Dino Morea, as the husband who pays for his phallic fallacy, makes the best of his interesting role. Like many models turned actors, he isn’t much of an actor. Ashutosh Rana, as the exorcist, exerts his facial muscles to a breaking point. He seems to have seen lots of horror films from Hollywood before playing his petrified character.
The most interesting character in Raaz is played by model Malini Sharma. As the whacked-out libertine who entraps the hero in a lustful liaison, she‘s required to convey an aggressive sexuality usually denied to female characters in mainstream Hindi cinema.
Nadeem-Shravan’s chart-busting music is another plus point in the prickly plot. Bhatt makes telling use of catchy melodies to convey the sensuous underbelly in the horrifying exterior.
Raaz is a film that breaks many mainstream moulds. Cleverly it creates new moulds by using age-old conventions from ghost stories that grandma told us.
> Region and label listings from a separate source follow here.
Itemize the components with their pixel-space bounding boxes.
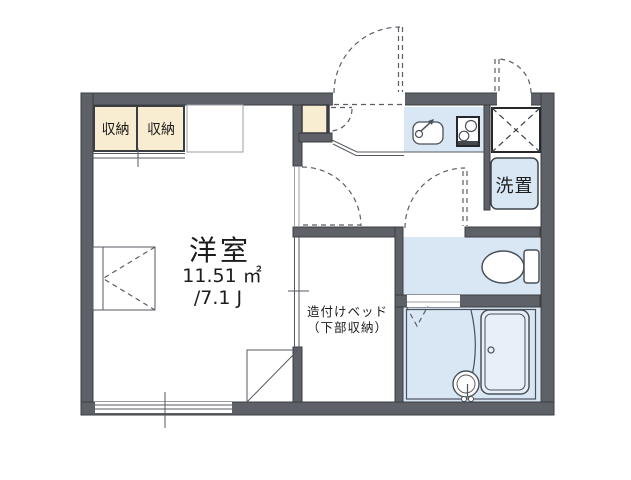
entrance-door-swing-arc [497,59,531,93]
wall-bed-top-right [465,227,540,237]
washer-space: 洗置 [491,158,538,209]
corner-diagonal-square [247,350,298,402]
utility-space-box [187,105,243,152]
corridor-closet-door-arc [330,109,352,131]
wall-entrance-divider [484,105,490,210]
toilet-tank-icon [524,250,539,283]
wall-bed-top-left [293,227,403,237]
opening-bathroom-door [407,295,460,307]
bed-label-line1: 造付けベッド [307,304,388,319]
corner-square-diagonal [247,350,298,402]
opening-entrance-door [497,92,531,106]
stove-grill [458,141,478,145]
room-area-m2-label: 11.51 ㎡ [182,264,261,287]
wall-left [81,93,93,415]
bed-label-line2: （下部収納） [307,320,388,335]
mainroom-door-arc [302,167,361,226]
entrance-step [492,108,540,152]
floorplan: 洗置 収納 収納 洋室 11 [0,0,631,480]
washroom-door-arc [405,168,465,228]
bottom-window [95,392,232,428]
washer-label: 洗置 [496,176,534,197]
stove-burner-1 [466,121,477,132]
closet-right-label: 収納 [147,122,175,138]
room-area-jo-label: /7.1 J [194,287,242,309]
left-window [93,247,155,310]
corridor-closet [302,105,329,133]
basin-knob-1 [462,397,467,402]
room-name-label: 洋室 [189,234,251,267]
counter-front-line-1 [332,140,404,152]
wall-bed-right [395,227,403,402]
wall-right [541,93,554,415]
top-door-swing-arc [334,27,400,93]
wall-mainroom-right-lower [293,347,302,402]
basin-knob-2 [469,397,474,402]
corridor-closet-box [302,105,327,133]
window-gap [95,402,232,413]
toilet-bowl-icon [482,251,524,283]
left-window-box [93,247,155,310]
wall-corridor-closet [299,133,332,142]
toilet [482,250,539,283]
wall-top [81,93,554,105]
casement-swing-mark [103,247,155,310]
faucet-icon [416,131,423,138]
closet-left-label: 収納 [102,122,130,138]
stove-burner-2 [459,131,469,141]
bed-partition [288,166,309,347]
floorplan-drawing: 洗置 収納 収納 洋室 11 [0,0,631,480]
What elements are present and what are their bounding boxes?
True, Granny kept the sex out of her narrative. But she really believed in ghosts. Vikram Bhatt doesn’t. He creates a fabulous fear from formulistic impulses, invests a spellbinding nervous –energy into the spindly web of his narrative. Horror in Hindi cinema, before Raaz, was restricted to the gore-and-goo blend of the films by the Ramsays.
Suddenly, we get a horror film that contains skilful special effects, glamorous faces, and eye-catching locales. The impact is heady and deadly.